Mai 04 2011

Bernard Stasi s’en est allé…

Le départ de cette figure centriste, européen convaincu, humaniste engagé, laissera un grand vide. Je retiendrai surtout son courage politique. Il a toujours combattu pour les causes qu’il estimait justes, qu’elles qu’en fussent les conséquences pour sa propre carrière.

Je n’oublierai pas non plus son ouverture sur le monde : pour lui, la France rayonnait lorsqu’elle était ouverte à l’international, insérée dans les échanges, accueillante.

C’est aussi beaucoup à lui que je dois mon engagement en politique et mon adhésion en 1979 au Centre des Démocrates Sociaux (CDS). A mon retour d’un an à Prague, j’avais été frappée par son écoute, sa compréhension des enjeux au Centre-Est, et son envie de s’impliquer lui aussi dans la défense des droits de l’homme et des libertés de l’autre côté du mur, alors que rares étaient ceux qui s’intéressaient alors à cette partie du monde! A peine élue au CSFE (Conseil supérieur des Français de l’étranger) en 88, je le revoyais régulièrement pour parler avec lui du monde et de nos compatriotes expatriés. 10 ans plus tard, devenu le premier Médiateur de la République, il avait accueilli avec beaucoup d’intérêt mon plaidoyer sur la nécessité d’un interlocuteur spécifique des Français de l’étranger au sein de cette autorité indépendante. Mais j’avais aussi pu mesurer son réalisme politique: s’il jugeait l’idée bonne, il ne pouvait y donner suite, certains sénateurs des Français de l’étranger, jaloux de leurs prérogatives et de leur pré carré ne pouvant, me disait-il, que s’opposer au principe d’un accès direct des Français de l’étranger au Médiateur.. Comme il l’avait prédit, la route fut longue avant qu’en 2009 un tel interlocuteur ne soit enfin institutionnalisé grâce à Jean-Paul Delevoye.

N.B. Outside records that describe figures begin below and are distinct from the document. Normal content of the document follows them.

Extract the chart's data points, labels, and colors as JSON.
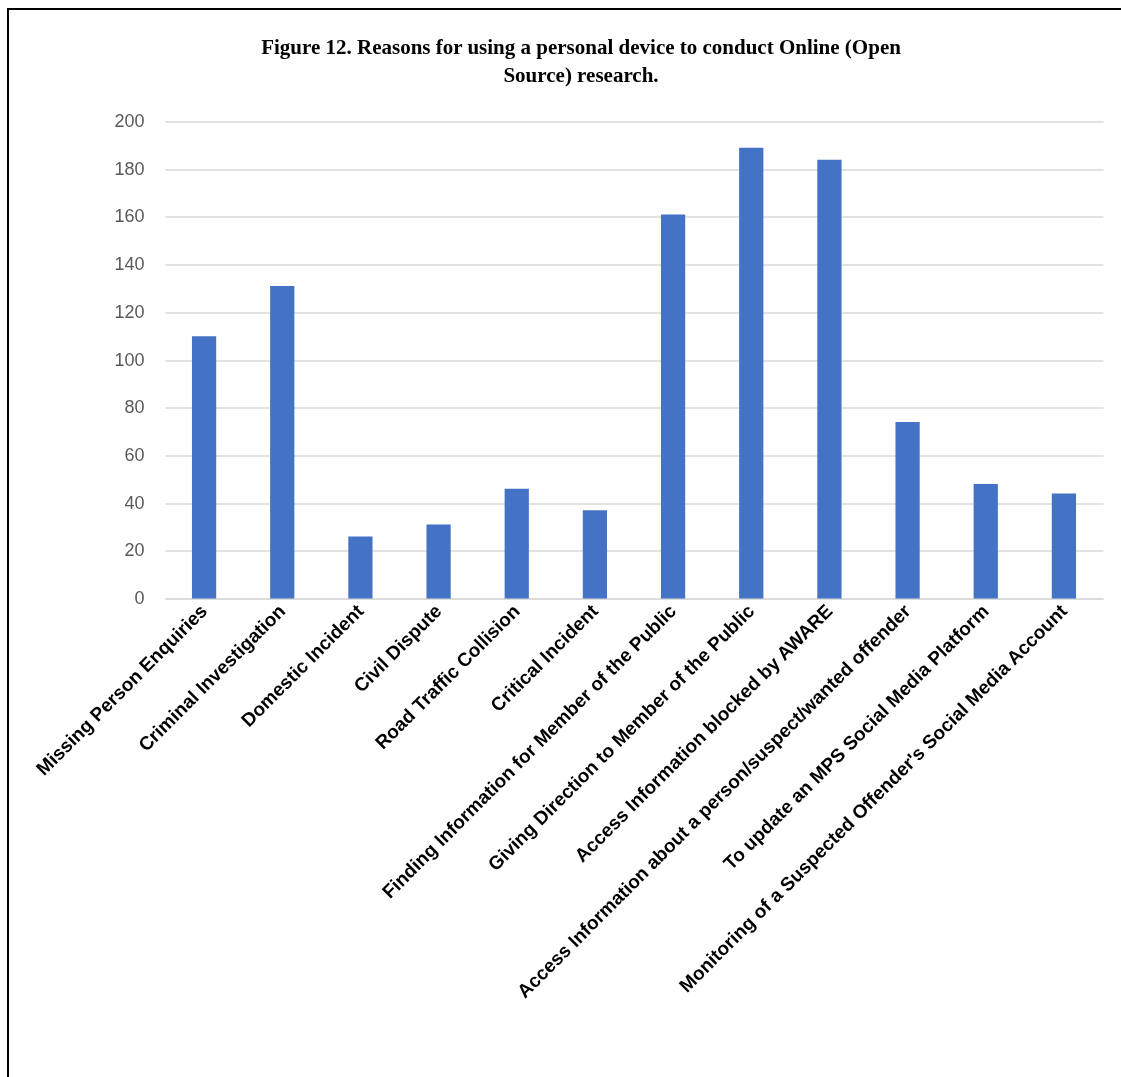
{
  "chart_data": {
    "type": "bar",
    "title": "Figure 12. Reasons for using a personal device to conduct Online (Open Source) research.",
    "categories": [
      "Missing Person Enquiries",
      "Criminal Investigation",
      "Domestic Incident",
      "Civil Dispute",
      "Road Traffic Collision",
      "Critical Incident",
      "Finding Information for Member of the Public",
      "Giving Direction to Member of the Public",
      "Access Information blocked by AWARE",
      "Access Information about a person/suspect/wanted offender",
      "To update an MPS Social Media Platform",
      "Monitoring of a Suspected Offender's Social Media Account"
    ],
    "values": [
      110,
      131,
      26,
      31,
      46,
      37,
      161,
      189,
      184,
      74,
      48,
      44
    ],
    "color": "#4472c4",
    "ylim": [
      0,
      200
    ],
    "yticks": [
      0,
      20,
      40,
      60,
      80,
      100,
      120,
      140,
      160,
      180,
      200
    ],
    "grid": "y"
  }
}
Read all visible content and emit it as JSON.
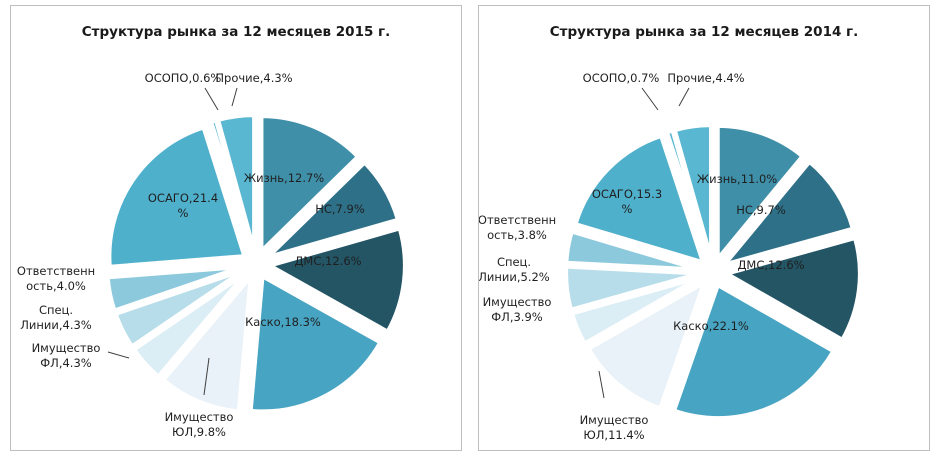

Longtemps, j’ai habité dans la même rue que lui, le soupçonnant d’avoir, comme moi, choisi en grande partie cette rue pour le nom qu’elle portait (Tocqueville !). Souvent nous nous y croisions, pour échanger avec toujours beaucoup de plaisir, maints propos sur le monde politique ou le monde tout court. Et puis un jour, très peu de temps avant que je ne déménage pour me rapprocher du Sénat, j’eus une impression pénible. Je lui parlais de ma joie d’être au Sénat, des vieux amis communs que j’y avais retrouvés, mais son regard était vide. Je mis cela sur le compte de la fatigue, de l’heure tardive à laquelle nous faisions nos courses chez notre épicier. Un an plus tard, rencontrant à Phnom-Penh son frère Mario, ce frère qu’il aimait tant et dont il était si fier, j’appris la maladie de Bernard..
Comment ne pas dire mon émotion ce jour-là, comme aujourd’hui, face au départ de cet homme courageux qui a tant marqué l’engagement politique de mes débuts. Sa droiture, sa fidélité à ses valeurs, son refus des compromissions et son engagement total au service de l’intérêt général resteront pour moi –et, je l’espère pour beaucoup d’autres – autant de marqueurs sur lesquels prendre appui dans les tumultes de la vie politique.